The kale came from our CSA box. All I did was chop off the long stems, rinse it well, then chop it into smaller pieces. Pour a couple tablespoons of olive oil into a large pan, heat it on medium low, toss in a few cloves of finely chopped or minced garlic (however garlicky you like it is how you decide how much) and saute for a minute. Don’t let the garlic brown — just flavor the oil. Then add the kale, toss it to coat it with the oil, add a pinch or two of red pepper flakes and a splash of balsamic vinegar while tossing the kale, then when it is slightly wilted just turn off the heat and put on the lid. I let it sit on the stove until we are ready to eat.
OK OK my kids don’t like kale either! But everyone has to have one bite or one small portion, depending on their age. The 2 year old will get one small piece on her plate before she gets any other food. When she eats the whole bite, she can have the rest of her dinner. This works best if she has NOT been snacking before dinner! My 8 and 11 year olds will get a small portion on their plates with the rest of their meal.
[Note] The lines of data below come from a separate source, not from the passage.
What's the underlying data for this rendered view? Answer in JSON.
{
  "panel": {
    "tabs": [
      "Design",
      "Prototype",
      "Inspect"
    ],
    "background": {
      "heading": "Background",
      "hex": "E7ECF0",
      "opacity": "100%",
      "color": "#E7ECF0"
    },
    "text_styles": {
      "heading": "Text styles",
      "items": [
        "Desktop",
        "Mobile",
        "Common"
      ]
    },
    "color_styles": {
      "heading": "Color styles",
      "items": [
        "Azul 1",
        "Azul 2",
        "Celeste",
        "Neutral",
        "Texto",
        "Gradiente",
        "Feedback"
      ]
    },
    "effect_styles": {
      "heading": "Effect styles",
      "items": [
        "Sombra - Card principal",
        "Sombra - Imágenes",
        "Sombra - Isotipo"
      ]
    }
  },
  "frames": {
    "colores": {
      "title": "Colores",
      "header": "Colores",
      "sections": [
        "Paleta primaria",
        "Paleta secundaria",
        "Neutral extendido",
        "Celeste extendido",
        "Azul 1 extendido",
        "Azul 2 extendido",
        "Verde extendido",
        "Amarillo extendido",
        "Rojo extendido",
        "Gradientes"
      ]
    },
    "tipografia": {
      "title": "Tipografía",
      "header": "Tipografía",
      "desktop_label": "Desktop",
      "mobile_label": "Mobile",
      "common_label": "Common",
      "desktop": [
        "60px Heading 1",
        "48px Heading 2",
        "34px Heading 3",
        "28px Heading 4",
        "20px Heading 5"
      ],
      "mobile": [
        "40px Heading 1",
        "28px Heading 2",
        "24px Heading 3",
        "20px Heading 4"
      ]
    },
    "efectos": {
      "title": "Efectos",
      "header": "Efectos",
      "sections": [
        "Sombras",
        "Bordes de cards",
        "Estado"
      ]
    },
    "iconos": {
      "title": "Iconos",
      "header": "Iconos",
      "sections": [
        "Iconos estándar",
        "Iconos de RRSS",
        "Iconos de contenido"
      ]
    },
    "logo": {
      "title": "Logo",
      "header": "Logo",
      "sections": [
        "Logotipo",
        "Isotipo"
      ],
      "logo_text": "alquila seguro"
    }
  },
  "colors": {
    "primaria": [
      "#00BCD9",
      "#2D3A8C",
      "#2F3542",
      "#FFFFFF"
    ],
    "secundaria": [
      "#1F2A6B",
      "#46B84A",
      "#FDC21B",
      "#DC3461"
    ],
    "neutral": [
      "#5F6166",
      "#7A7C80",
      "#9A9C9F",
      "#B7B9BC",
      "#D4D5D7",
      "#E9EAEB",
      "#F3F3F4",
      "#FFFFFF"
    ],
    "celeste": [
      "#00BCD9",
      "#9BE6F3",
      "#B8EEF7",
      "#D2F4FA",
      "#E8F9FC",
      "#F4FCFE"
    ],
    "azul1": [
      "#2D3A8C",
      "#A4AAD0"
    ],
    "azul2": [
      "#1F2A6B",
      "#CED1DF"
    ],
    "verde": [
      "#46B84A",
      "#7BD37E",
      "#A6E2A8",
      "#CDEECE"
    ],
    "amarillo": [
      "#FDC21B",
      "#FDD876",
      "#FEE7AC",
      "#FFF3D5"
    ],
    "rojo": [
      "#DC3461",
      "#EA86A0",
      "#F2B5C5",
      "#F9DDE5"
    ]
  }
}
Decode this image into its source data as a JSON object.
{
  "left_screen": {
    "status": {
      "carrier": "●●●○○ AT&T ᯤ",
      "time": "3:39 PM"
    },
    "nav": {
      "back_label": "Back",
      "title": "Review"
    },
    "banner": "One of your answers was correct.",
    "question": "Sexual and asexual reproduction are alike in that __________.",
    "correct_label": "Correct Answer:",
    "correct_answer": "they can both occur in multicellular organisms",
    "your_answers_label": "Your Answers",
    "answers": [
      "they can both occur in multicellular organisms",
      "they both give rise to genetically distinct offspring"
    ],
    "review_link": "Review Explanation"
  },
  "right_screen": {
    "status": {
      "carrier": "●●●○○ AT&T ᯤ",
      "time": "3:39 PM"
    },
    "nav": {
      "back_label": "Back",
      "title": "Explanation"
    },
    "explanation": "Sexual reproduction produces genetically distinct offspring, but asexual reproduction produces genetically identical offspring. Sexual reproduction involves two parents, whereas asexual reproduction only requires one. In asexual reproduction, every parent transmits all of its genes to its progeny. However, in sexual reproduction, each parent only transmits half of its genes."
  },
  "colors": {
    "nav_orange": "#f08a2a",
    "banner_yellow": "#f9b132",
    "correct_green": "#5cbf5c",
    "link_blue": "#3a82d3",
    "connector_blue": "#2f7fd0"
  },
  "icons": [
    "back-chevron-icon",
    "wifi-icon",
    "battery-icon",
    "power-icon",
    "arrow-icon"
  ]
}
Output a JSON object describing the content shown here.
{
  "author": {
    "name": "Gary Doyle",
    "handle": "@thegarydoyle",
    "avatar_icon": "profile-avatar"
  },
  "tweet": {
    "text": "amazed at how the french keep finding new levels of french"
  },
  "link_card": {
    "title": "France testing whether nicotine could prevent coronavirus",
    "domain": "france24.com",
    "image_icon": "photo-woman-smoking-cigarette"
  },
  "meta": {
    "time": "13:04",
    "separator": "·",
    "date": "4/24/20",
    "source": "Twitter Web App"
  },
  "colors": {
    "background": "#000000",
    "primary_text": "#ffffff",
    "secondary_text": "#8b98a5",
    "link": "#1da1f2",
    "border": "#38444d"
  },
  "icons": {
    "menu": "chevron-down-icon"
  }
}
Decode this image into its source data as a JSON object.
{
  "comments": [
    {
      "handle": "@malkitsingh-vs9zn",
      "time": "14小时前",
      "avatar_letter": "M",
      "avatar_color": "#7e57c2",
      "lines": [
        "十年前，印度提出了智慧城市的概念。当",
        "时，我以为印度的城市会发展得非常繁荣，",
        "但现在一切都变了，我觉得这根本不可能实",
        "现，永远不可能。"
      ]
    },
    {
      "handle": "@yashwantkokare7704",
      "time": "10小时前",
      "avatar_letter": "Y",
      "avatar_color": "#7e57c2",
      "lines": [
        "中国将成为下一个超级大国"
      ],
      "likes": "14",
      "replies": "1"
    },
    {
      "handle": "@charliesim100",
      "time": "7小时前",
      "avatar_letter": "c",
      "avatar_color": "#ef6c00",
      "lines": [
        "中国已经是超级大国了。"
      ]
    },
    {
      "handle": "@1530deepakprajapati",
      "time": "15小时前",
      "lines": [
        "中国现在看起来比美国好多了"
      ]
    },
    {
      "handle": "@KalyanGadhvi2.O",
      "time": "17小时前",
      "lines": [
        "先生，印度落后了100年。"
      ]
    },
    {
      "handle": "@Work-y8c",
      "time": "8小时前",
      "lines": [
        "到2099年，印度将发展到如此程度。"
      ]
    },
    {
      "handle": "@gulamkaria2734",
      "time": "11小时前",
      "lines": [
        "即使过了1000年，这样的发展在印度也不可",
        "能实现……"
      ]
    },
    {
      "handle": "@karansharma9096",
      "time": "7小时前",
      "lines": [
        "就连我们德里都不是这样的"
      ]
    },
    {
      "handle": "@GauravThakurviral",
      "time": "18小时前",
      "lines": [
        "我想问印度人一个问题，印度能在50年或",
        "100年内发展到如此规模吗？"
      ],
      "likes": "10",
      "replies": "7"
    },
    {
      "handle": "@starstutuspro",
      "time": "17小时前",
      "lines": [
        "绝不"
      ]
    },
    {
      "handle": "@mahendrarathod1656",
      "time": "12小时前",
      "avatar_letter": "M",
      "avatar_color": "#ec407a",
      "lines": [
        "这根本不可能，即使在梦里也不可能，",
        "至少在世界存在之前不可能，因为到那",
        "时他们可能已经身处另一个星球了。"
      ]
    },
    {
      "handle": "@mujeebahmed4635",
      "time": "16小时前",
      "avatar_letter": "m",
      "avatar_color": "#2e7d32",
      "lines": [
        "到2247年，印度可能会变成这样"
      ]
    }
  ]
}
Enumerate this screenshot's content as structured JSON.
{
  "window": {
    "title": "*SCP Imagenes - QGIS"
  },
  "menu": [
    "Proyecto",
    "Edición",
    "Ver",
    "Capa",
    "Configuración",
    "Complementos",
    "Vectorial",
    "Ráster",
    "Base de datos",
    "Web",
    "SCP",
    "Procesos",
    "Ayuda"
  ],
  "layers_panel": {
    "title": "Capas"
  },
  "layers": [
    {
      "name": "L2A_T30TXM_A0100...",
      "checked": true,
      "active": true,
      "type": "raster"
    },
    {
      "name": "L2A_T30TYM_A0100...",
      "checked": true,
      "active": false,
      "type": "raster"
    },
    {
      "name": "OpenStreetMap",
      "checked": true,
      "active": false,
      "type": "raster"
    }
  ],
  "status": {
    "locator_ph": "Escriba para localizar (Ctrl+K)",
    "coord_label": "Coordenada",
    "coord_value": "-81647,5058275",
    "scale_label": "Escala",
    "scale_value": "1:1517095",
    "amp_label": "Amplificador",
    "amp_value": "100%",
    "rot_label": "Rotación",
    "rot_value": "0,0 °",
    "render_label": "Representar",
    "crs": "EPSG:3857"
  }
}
They know that the kale must be entirely eaten before getting seconds. And they have learned from experience that it is much better warm than cold. Remember, it takes dozens of times of trying a food before a child will like it. So don’t give up. My kids learned to LOVE brussels sprouts this way (well, we are still working on the 2 year old). It really makes a big difference to have only one thing per meal that the kids are not crazy about so that they will be more motivated to eat it in order to get more of what they do like. And if they choose not to eat it, they don’t get seconds, and they won’t starve. They really won’t starve.
This meal does take a little hands on preparation but it is really very easy to make. The chicken goes in the oven first, then prepare the sweet potatoes and they can go in the oven at the same time as the chicken. It will take you about 15 minutes to do the potatoes so both dishes will be ready at the same time. While they are baking, prepare the kale then set the table. It really helps to have a helper washing and peeling sweet potatoes. I really wanted a fruit salad to go with this tonight but I had a very late start and my husband said we had enough food already. But a fruit salad could easily have been prepared ahead or at any time during the meal.
I really like this meal because it is all from the farm, not the grocery store so I have had personal contact with each person who grew or raised what I fed my family. I know that everything was farmed organically by good people who really care and who know me on a first name basis. And rather than having my food shipped across the country in big 18-wheelers, I obtained it by simply driving to the local farmers market or farm within a few miles of my house. Another great thing about this meal is the rich color. It is not only pleasing to the eye, but that rich color is truly all natural and it means the food is LOADED with good stuff that is good for my family. The chicken lived outside in the pasture, soaking up the sunshine, and ate a healthy meal of bugs and grass, the way God designed, which makes the chickens healthier. Animal foods are our best sources of protein and without them our bodies cannot effectively assimilate other vitamins. The sweet potatoes and kale were grown in fertile soil free from pesticides and chemical fertilizers. Both are overflowing with vitamins that will boost my family’s immunities, strengthen their heart and bones, support their vision, and many other things. The use of fresh butter and coconut oil will also support our thyroid. And, as I talked about earlier, the garlic is a powerful ani-fungal, anti-viral and anti-bacterial herb.
What did you have for dinner tonight? We had chicken, sweet potatoes, and kale. It was really good.